La question a longtemps intrigué les scientifiques : pourquoi des schémas si radicalement différents sur des planètes de taille et de composition comparables ? Jupiter et Saturne sont tous deux principalement constitués d’hydrogène et d’hélium, ce qui rend la disparité encore plus perplexe.

Un modèle simplifié donne des informations surprenantes

Pour résoudre ce mystère, l’équipe du MIT a utilisé un modèle bidimensionnel de dynamique des fluides, une simplification délibérée qui s’est avérée efficace. La rotation planétaire rapide garantit un mouvement cohérent le long de l’axe, permettant aux chercheurs de représenter avec précision l’évolution du vortex en deux dimensions au lieu de simulations complexes en trois dimensions. Cette approche a rendu l’étude beaucoup plus rapide et plus efficace.

L’équipe a adapté les équations existantes utilisées pour modéliser les cyclones sur Terre, en les ajustant pour s’adapter aux conditions uniques des régions polaires de Jupiter et de Saturne. En simulant le comportement des fluides dans divers scénarios (modification de la taille des planètes, de la vitesse de rotation, du chauffage interne et de la douceur/dureté du fluide sous-jacent), ils ont observé des modèles cohérents.

La clé : la densité intérieure dicte la formation du vortex

Les simulations ont révélé que la « douceur » du matériau au fond d’un vortex dicte sa taille. Un matériau plus doux et plus léger permet la coexistence de vortex plus petits et multiples (comme ceux de Jupiter), tandis qu’un matériau plus dense et plus dur permet la formation d’un seul vortex à l’échelle planétaire (comme on le voit sur Saturne).

Cela suggère que l’intérieur de Jupiter pourrait être composé de matériaux plus légers et moins stratifiés, tandis que l’intérieur de Saturne pourrait être enrichi de composés métalliques plus lourds créant une stratification plus solide.

« Ce que nous voyons depuis la surface… peut nous apprendre quelque chose sur l’intérieur, comme la douceur du fond », note Jiaru Shi, étudiante diplômée.

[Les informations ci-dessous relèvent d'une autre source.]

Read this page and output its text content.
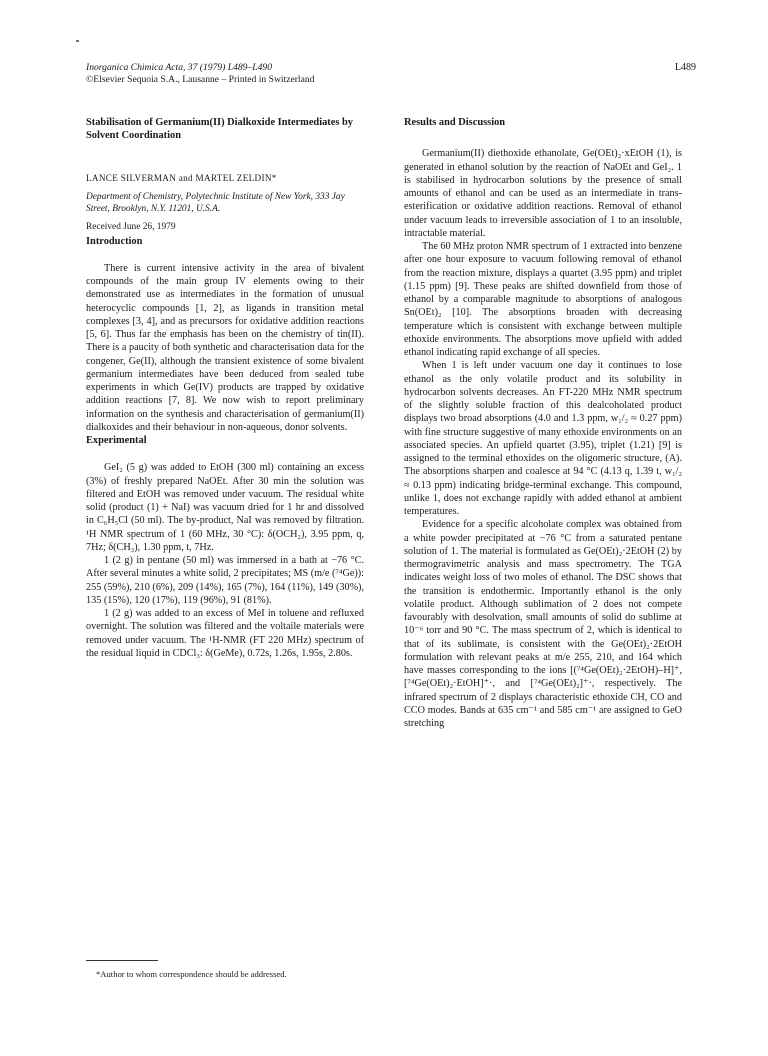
Inorganica Chimica Acta, 37 (1979) L489–L490
©Elsevier Sequoia S.A., Lausanne – Printed in Switzerland
L489

Stabilisation of Germanium(II) Dialkoxide Intermediates by Solvent Coordination

LANCE SILVERMAN and MARTEL ZELDIN*

Department of Chemistry, Polytechnic Institute of New York, 333 Jay Street, Brooklyn, N.Y. 11201, U.S.A.

Received June 26, 1979

Introduction

There is current intensive activity in the area of bivalent compounds of the main group IV elements owing to their demonstrated use as intermediates in the formation of unusual heterocyclic compounds [1, 2], as ligands in transition metal complexes [3, 4], and as precursors for oxidative addition reactions [5, 6]. Thus far the emphasis has been on the chemistry of tin(II). There is a paucity of both synthetic and characterisation data for the congener, Ge(II), although the transient existence of some bivalent germanium intermediates have been deduced from sealed tube experiments in which Ge(IV) products are trapped by oxidative addition reactions [7, 8]. We now wish to report preliminary information on the synthesis and characterisation of germanium(II) dialkoxides and their behaviour in non-aqueous, donor solvents.

Experimental

GeI₂ (5 g) was added to EtOH (300 ml) containing an excess (3%) of freshly prepared NaOEt. After 30 min the solution was filtered and EtOH was removed under vacuum. The residual white solid (product (1) + NaI) was vacuum dried for 1 hr and dissolved in C₆H₅Cl (50 ml). The by-product, NaI was removed by filtration. ¹H NMR spectrum of 1 (60 MHz, 30 °C): δ(OCH₂), 3.95 ppm, q, 7Hz; δ(CH₃), 1.30 ppm, t, 7Hz.

1 (2 g) in pentane (50 ml) was immersed in a bath at −76 °C. After several minutes a white solid, 2 precipitates; MS (m/e (⁷⁴Ge)): 255 (59%), 210 (6%), 209 (14%), 165 (7%), 164 (11%), 149 (30%), 135 (15%), 120 (17%), 119 (96%), 91 (81%).

1 (2 g) was added to an excess of MeI in toluene and refluxed overnight. The solution was filtered and the voltaile materials were removed under vacuum. The ¹H-NMR (FT 220 MHz) spectrum of the residual liquid in CDCl₃: δ(GeMe), 0.72s, 1.26s, 1.95s, 2.80s.

Results and Discussion

Germanium(II) diethoxide ethanolate, Ge(OEt)₂·xEtOH (1), is generated in ethanol solution by the reaction of NaOEt and GeI₂. 1 is stabilised in hydrocarbon solutions by the presence of small amounts of ethanol and can be used as an intermediate in trans-esterification or oxidative addition reactions. Removal of ethanol under vacuum leads to irreversible association of 1 to an insoluble, intractable material.

The 60 MHz proton NMR spectrum of 1 extracted into benzene after one hour exposure to vacuum following removal of ethanol from the reaction mixture, displays a quartet (3.95 ppm) and triplet (1.15 ppm) [9]. These peaks are shifted downfield from those of ethanol by a comparable magnitude to absorptions of analogous Sn(OEt)₂ [10]. The absorptions broaden with decreasing temperature which is consistent with exchange between multiple ethoxide environments. The absorptions move upfield with added ethanol indicating rapid exchange of all species.

When 1 is left under vacuum one day it continues to lose ethanol as the only volatile product and its solubility in hydrocarbon solvents decreases. An FT-220 MHz NMR spectrum of the slightly soluble fraction of this dealcoholated product displays two broad absorptions (4.0 and 1.3 ppm, w₁/₂ ≈ 0.27 ppm) with fine structure suggestive of many ethoxide environments on an associated species. An upfield quartet (3.95), triplet (1.21) [9] is assigned to the terminal ethoxides on the oligomeric structure, (A). The absorptions sharpen and coalesce at 94 °C (4.13 q, 1.39 t, w₁/₂ ≈ 0.13 ppm) indicating bridge-terminal exchange. This compound, unlike 1, does not exchange rapidly with added ethanol at ambient temperatures.

Evidence for a specific alcoholate complex was obtained from a white powder precipitated at −76 °C from a saturated pentane solution of 1. The material is formulated as Ge(OEt)₂·2EtOH (2) by thermogravimetric analysis and mass spectrometry. The TGA indicates weight loss of two moles of ethanol. The DSC shows that the transition is endothermic. Importantly ethanol is the only volatile product. Although sublimation of 2 does not compete favourably with desolvation, small amounts of solid do sublime at 10⁻⁶ torr and 90 °C. The mass spectrum of 2, which is identical to that of its sublimate, is consistent with the Ge(OEt)₂·2EtOH formulation with relevant peaks at m/e 255, 210, and 164 which have masses corresponding to the ions [(⁷⁴Ge(OEt)₂·2EtOH)–H]⁺, [⁷⁴Ge(OEt)₂·EtOH]⁺·, and [⁷⁴Ge(OEt)₂]⁺·, respectively. The infrared spectrum of 2 displays characteristic ethoxide CH, CO and CCO modes. Bands at 635 cm⁻¹ and 585 cm⁻¹ are assigned to GeO stretching

*Author to whom correspondence should be addressed.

Implications pour la compréhension de la structure des géantes gazeuses

Cette recherche offre une nouvelle façon de déduire la composition planétaire interne à partir de phénomènes atmosphériques observables. L’étude souligne que les modèles de fluides de surface ne sont pas simplement des caractéristiques esthétiques, mais agissent plutôt comme des indicateurs de propriétés fondamentales plus profondes. Les résultats apparaîtront dans les Actes de la National Academy of Sciences.

En fin de compte, comprendre ces modèles de vortex ne consiste pas seulement à démêler la météo planétaire ; il s’agit de mieux comprendre les intérieurs cachés des géantes gazeuses et les processus qui ont façonné leur formation.